O capitão estava morto.

Os cavaleiros de Zhao, que cercavam em massa, ficaram surpresos, e o avanço desacelerou.

Gu Nan desviou várias lanças atacantes, abrindo uma brecha entre mil cavaleiros.

O manto branco já estava encharcado de sangue escuro.

— Vocês querem continuar? — Gu Nan segurou firme as rédeas do Negro, com uma mão abraçando a criança, a outra segurando a lança.

Olhou friamente para os soldados de Zhao que ainda tentavam cercá-la.

— Vocês não são páreo para mim; seu comandante já morreu. Salve-se quem puder.

Os soldados hesitaram, Gu Nan não disse mais nada, girou o Negro e voltou em disparada para as linhas de Qin.

O dia começava a clarear.

O manto de Gu Nan, como um luto, já estava metade vermelho, o sangue escorrendo da armadura.

Escorreu até o rosto da criança em seu colo.

A criança encostava-se na armadura fria, mas não chorava mais; ria, gargalhava.

Gu Nan olhou para o pequeno, sorriu e passou o dedo pelo nariz dele:

— Você ainda consegue rir.

A criança respondeu com uma risada.

Gu Nan revirou os olhos:

— Sem coração, sem alma.

Depois de um tempo, pensou em algo, apertou o pequeno e falou com seriedade:

— No futuro, nunca mais trilhe o caminho antigo.

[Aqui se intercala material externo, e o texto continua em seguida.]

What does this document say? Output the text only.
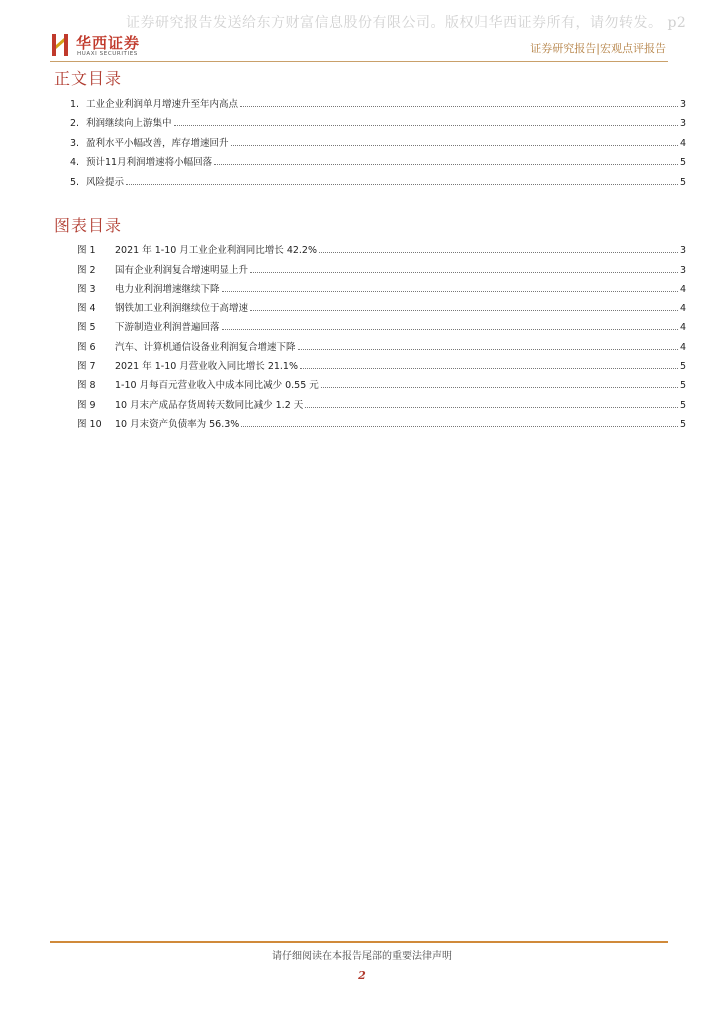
证券研究报告发送给东方财富信息股份有限公司。版权归华西证券所有，请勿转发。 p2
华西证券
HUAXI SECURITIES	证券研究报告|宏观点评报告
正文目录
1. 工业企业利润单月增速升至年内高点	3
2. 利润继续向上游集中	3
3. 盈利水平小幅改善，库存增速回升	4
4. 预计11月利润增速将小幅回落	5
5. 风险提示	5
图表目录
图 1	2021 年 1-10 月工业企业利润同比增长 42.2%	3
图 2	国有企业利润复合增速明显上升	3
图 3	电力业利润增速继续下降	4
图 4	钢铁加工业利润继续位于高增速	4
图 5	下游制造业利润普遍回落	4
图 6	汽车、计算机通信设备业利润复合增速下降	4
图 7	2021 年 1-10 月营业收入同比增长 21.1%	5
图 8	1-10 月每百元营业收入中成本同比减少 0.55 元	5
图 9	10 月末产成品存货周转天数同比减少 1.2 天	5
图 10	10 月末资产负债率为 56.3%	5
请仔细阅读在本报告尾部的重要法律声明
2
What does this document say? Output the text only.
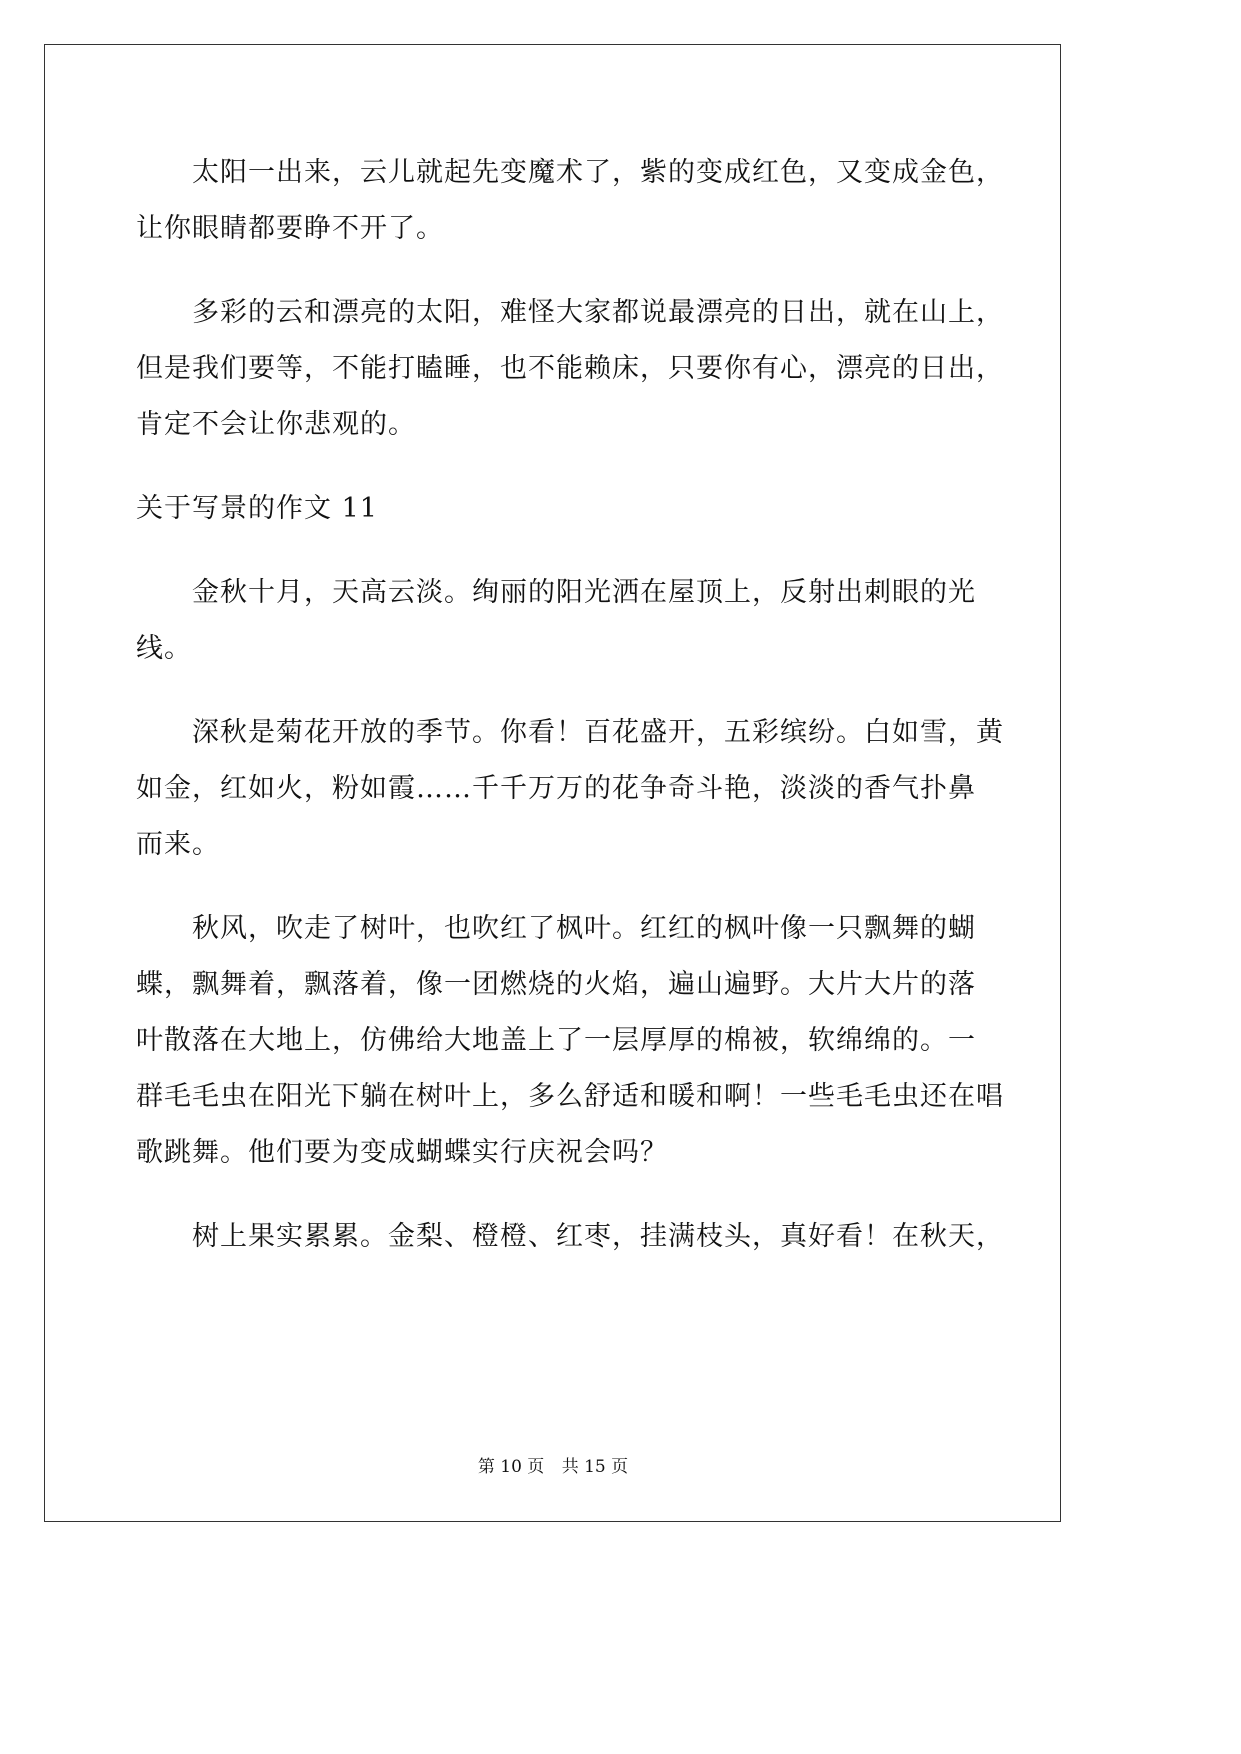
太阳一出来，云儿就起先变魔术了，紫的变成红色，又变成金色，
让你眼睛都要睁不开了。
多彩的云和漂亮的太阳，难怪大家都说最漂亮的日出，就在山上，
但是我们要等，不能打瞌睡，也不能赖床，只要你有心，漂亮的日出，
肯定不会让你悲观的。
关于写景的作文 11
金秋十月，天高云淡。绚丽的阳光洒在屋顶上，反射出刺眼的光
线。
深秋是菊花开放的季节。你看！百花盛开，五彩缤纷。白如雪，黄
如金，红如火，粉如霞……千千万万的花争奇斗艳，淡淡的香气扑鼻
而来。
秋风，吹走了树叶，也吹红了枫叶。红红的枫叶像一只飘舞的蝴
蝶，飘舞着，飘落着，像一团燃烧的火焰，遍山遍野。大片大片的落
叶散落在大地上，仿佛给大地盖上了一层厚厚的棉被，软绵绵的。一
群毛毛虫在阳光下躺在树叶上，多么舒适和暖和啊！一些毛毛虫还在唱
歌跳舞。他们要为变成蝴蝶实行庆祝会吗？
树上果实累累。金梨、橙橙、红枣，挂满枝头，真好看！在秋天，
第 10 页 共 15 页
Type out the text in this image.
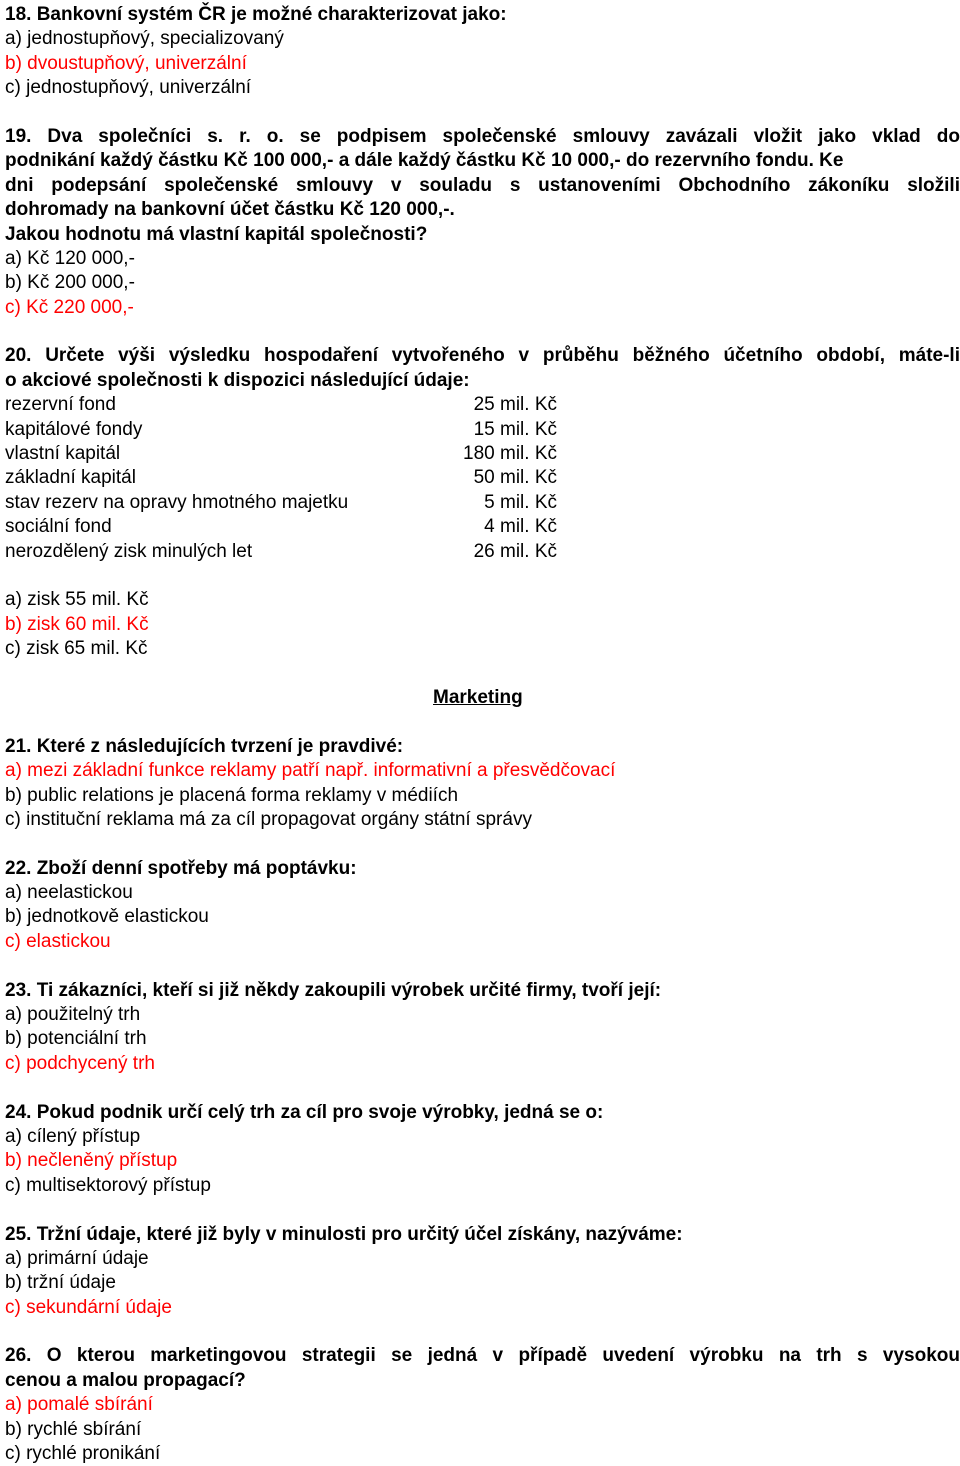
18. Bankovní systém ČR je možné charakterizovat jako:
a) jednostupňový, specializovaný
b) dvoustupňový, univerzální
c) jednostupňový, univerzální
19. Dva společníci s. r. o. se podpisem společenské smlouvy zavázali vložit jako vklad do
podnikání každý částku Kč 100 000,- a dále každý částku Kč 10 000,- do rezervního fondu. Ke
dni podepsání společenské smlouvy v souladu s ustanoveními Obchodního zákoníku složili
dohromady na bankovní účet částku Kč 120 000,-.
Jakou hodnotu má vlastní kapitál společnosti?
a) Kč 120 000,-
b) Kč 200 000,-
c) Kč 220 000,-
20. Určete výši výsledku hospodaření vytvořeného v průběhu běžného účetního období, máte-li
o akciové společnosti k dispozici následující údaje:
rezervní fond	25 mil. Kč
kapitálové fondy	15 mil. Kč
vlastní kapitál	180 mil. Kč
základní kapitál	50 mil. Kč
stav rezerv na opravy hmotného majetku	5 mil. Kč
sociální fond	4 mil. Kč
nerozdělený zisk minulých let	26 mil. Kč
a) zisk 55 mil. Kč
b) zisk 60 mil. Kč
c) zisk 65 mil. Kč
Marketing
21. Které z následujících tvrzení je pravdivé:
a) mezi základní funkce reklamy patří např. informativní a přesvědčovací
b) public relations je placená forma reklamy v médiích
c) instituční reklama má za cíl propagovat orgány státní správy
22. Zboží denní spotřeby má poptávku:
a) neelastickou
b) jednotkově elastickou
c) elastickou
23. Ti zákazníci, kteří si již někdy zakoupili výrobek určité firmy, tvoří její:
a) použitelný trh
b) potenciální trh
c) podchycený trh
24. Pokud podnik určí celý trh za cíl pro svoje výrobky, jedná se o:
a) cílený přístup
b) nečleněný přístup
c) multisektorový přístup
25. Tržní údaje, které již byly v minulosti pro určitý účel získány, nazýváme:
a) primární údaje
b) tržní údaje
c) sekundární údaje
26. O kterou marketingovou strategii se jedná v případě uvedení výrobku na trh s vysokou
cenou a malou propagací?
a) pomalé sbírání
b) rychlé sbírání
c) rychlé pronikání
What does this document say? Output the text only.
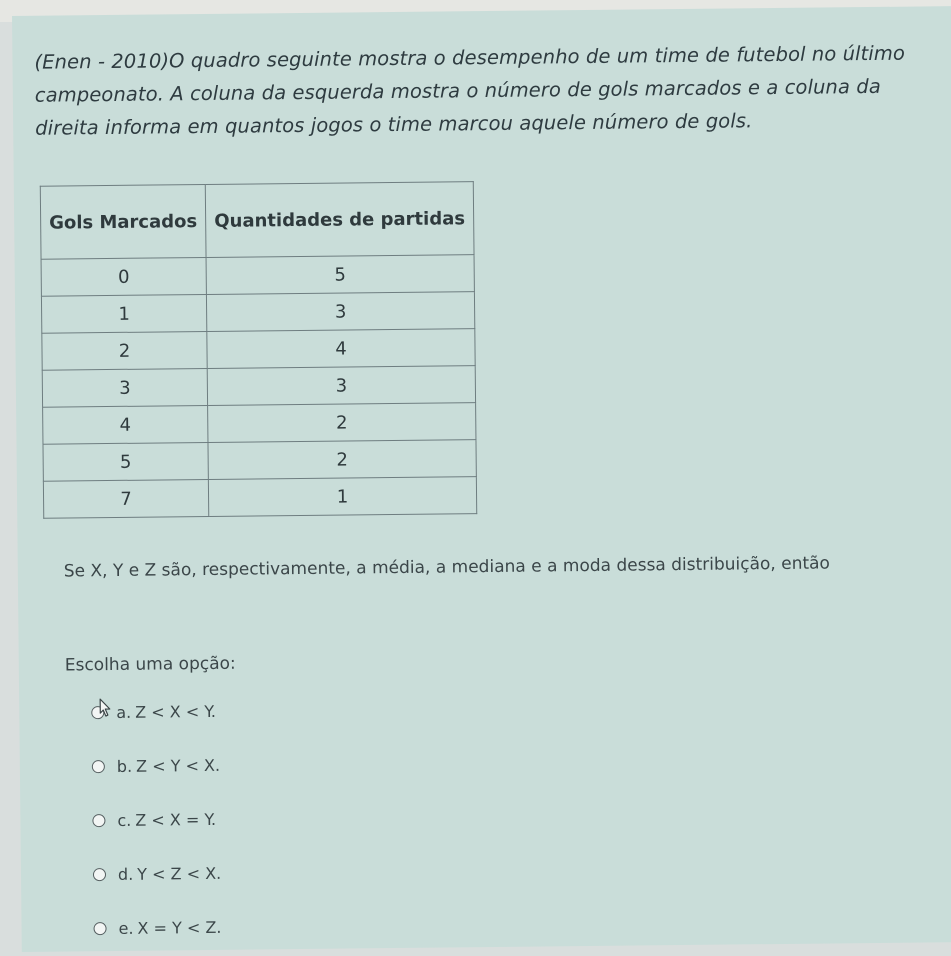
(Enen - 2010)O quadro seguinte mostra o desempenho de um time de futebol no último campeonato. A coluna da esquerda mostra o número de gols marcados e a coluna da direita informa em quantos jogos o time marcou aquele número de gols.

Gols Marcados	Quantidades de partidas
0	5
1	3
2	4
3	3
4	2
5	2
7	1

Se X, Y e Z são, respectivamente, a média, a mediana e a moda dessa distribuição, então

Escolha uma opção:

a. Z < X < Y.
b. Z < Y < X.
c. Z < X = Y.
d. Y < Z < X.
e. X = Y < Z.
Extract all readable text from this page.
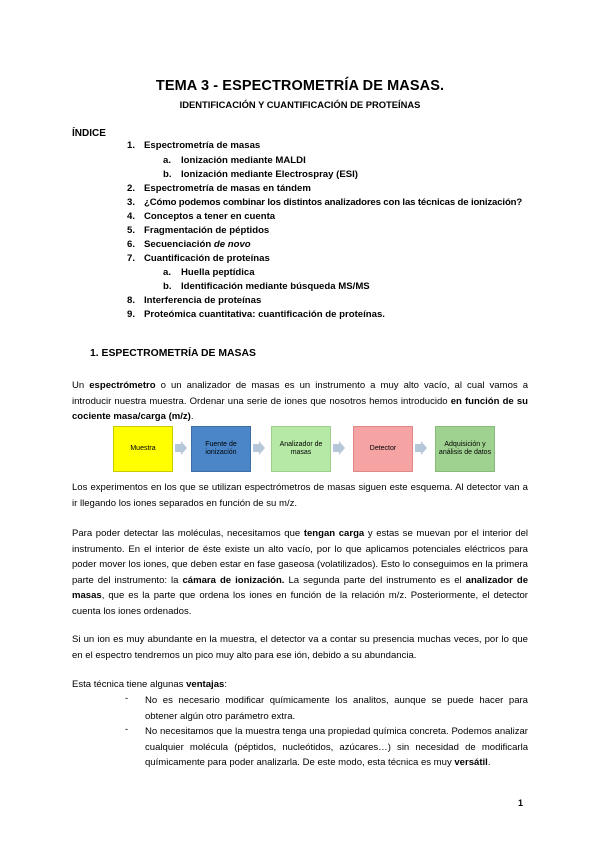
TEMA 3 - ESPECTROMETRÍA DE MASAS.
IDENTIFICACIÓN Y CUANTIFICACIÓN DE PROTEÍNAS
ÍNDICE
1. Espectrometría de masas
a. Ionización mediante MALDI
b. Ionización mediante Electrospray (ESI)
2. Espectrometría de masas en tándem
3. ¿Cómo podemos combinar los distintos analizadores con las técnicas de ionización?
4. Conceptos a tener en cuenta
5. Fragmentación de péptidos
6. Secuenciación de novo
7. Cuantificación de proteínas
a. Huella peptídica
b. Identificación mediante búsqueda MS/MS
8. Interferencia de proteínas
9. Proteómica cuantitativa: cuantificación de proteínas.
1. ESPECTROMETRÍA DE MASAS
Un espectrómetro o un analizador de masas es un instrumento a muy alto vacío, al cual vamos a introducir nuestra muestra. Ordenar una serie de iones que nosotros hemos introducido en función de su cociente masa/carga (m/z).
Muestra
Fuente de ionización
Analizador de masas
Detector
Adquisición y análisis de datos
Los experimentos en los que se utilizan espectrómetros de masas siguen este esquema. Al detector van a ir llegando los iones separados en función de su m/z.
Para poder detectar las moléculas, necesitamos que tengan carga y estas se muevan por el interior del instrumento. En el interior de éste existe un alto vacío, por lo que aplicamos potenciales eléctricos para poder mover los iones, que deben estar en fase gaseosa (volatilizados). Esto lo conseguimos en la primera parte del instrumento: la cámara de ionización. La segunda parte del instrumento es el analizador de masas, que es la parte que ordena los iones en función de la relación m/z. Posteriormente, el detector cuenta los iones ordenados.
Si un ion es muy abundante en la muestra, el detector va a contar su presencia muchas veces, por lo que en el espectro tendremos un pico muy alto para ese ión, debido a su abundancia.
Esta técnica tiene algunas ventajas:
- No es necesario modificar químicamente los analitos, aunque se puede hacer para obtener algún otro parámetro extra.
- No necesitamos que la muestra tenga una propiedad química concreta. Podemos analizar cualquier molécula (péptidos, nucleótidos, azúcares…) sin necesidad de modificarla químicamente para poder analizarla. De este modo, esta técnica es muy versátil.
1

Torne-se um bom imperador, está bem?

A criança não compreendia, sorria.

Os trezentos soldados de elite abriram uma brecha, recebendo sua comandante de volta.

Gu Nan, com a lança ensanguentada, desmontou e levou a criança até a carruagem.

— Senhor, senhora, a criança está de volta.

Ela entregou o pequeno.

— Obrigada... — A mulher ao lado de Ying Yiren, com lágrimas nos olhos, recebeu a criança e a abraçou, sem querer soltá-la nunca mais.

— Apenas cumpri meu dever.

Gu Nan olhou para Ying Yiren, que ergueu os olhos, parecendo aqueles políticos sem sentimentos, apenas com olhos apagados.

Gu Nan sorriu tristemente e baixou a cortina.

Uma pessoa que foi destruída assim.

Ying Yiren, em sua juventude, era cheio de sonhos, emocionava-se com uma simples poesia.

Agora, já era alguém sem vida.

— General Gu — Lü Buwei aproximou-se sorrindo —, você é realmente um guerreiro. No futuro, devemos celebrar juntos.

Gu Nan sorriu, acenando com a mão:

— Não bebo, desculpe.

— Não tem problema, não tem problema.

— Vamos seguir viagem.

— Certo.

O céu já clareava, anunciando o amanhecer.

Às portas da cidade de Anyang, uma caravana cercada por soldados de armadura negra avançava lentamente.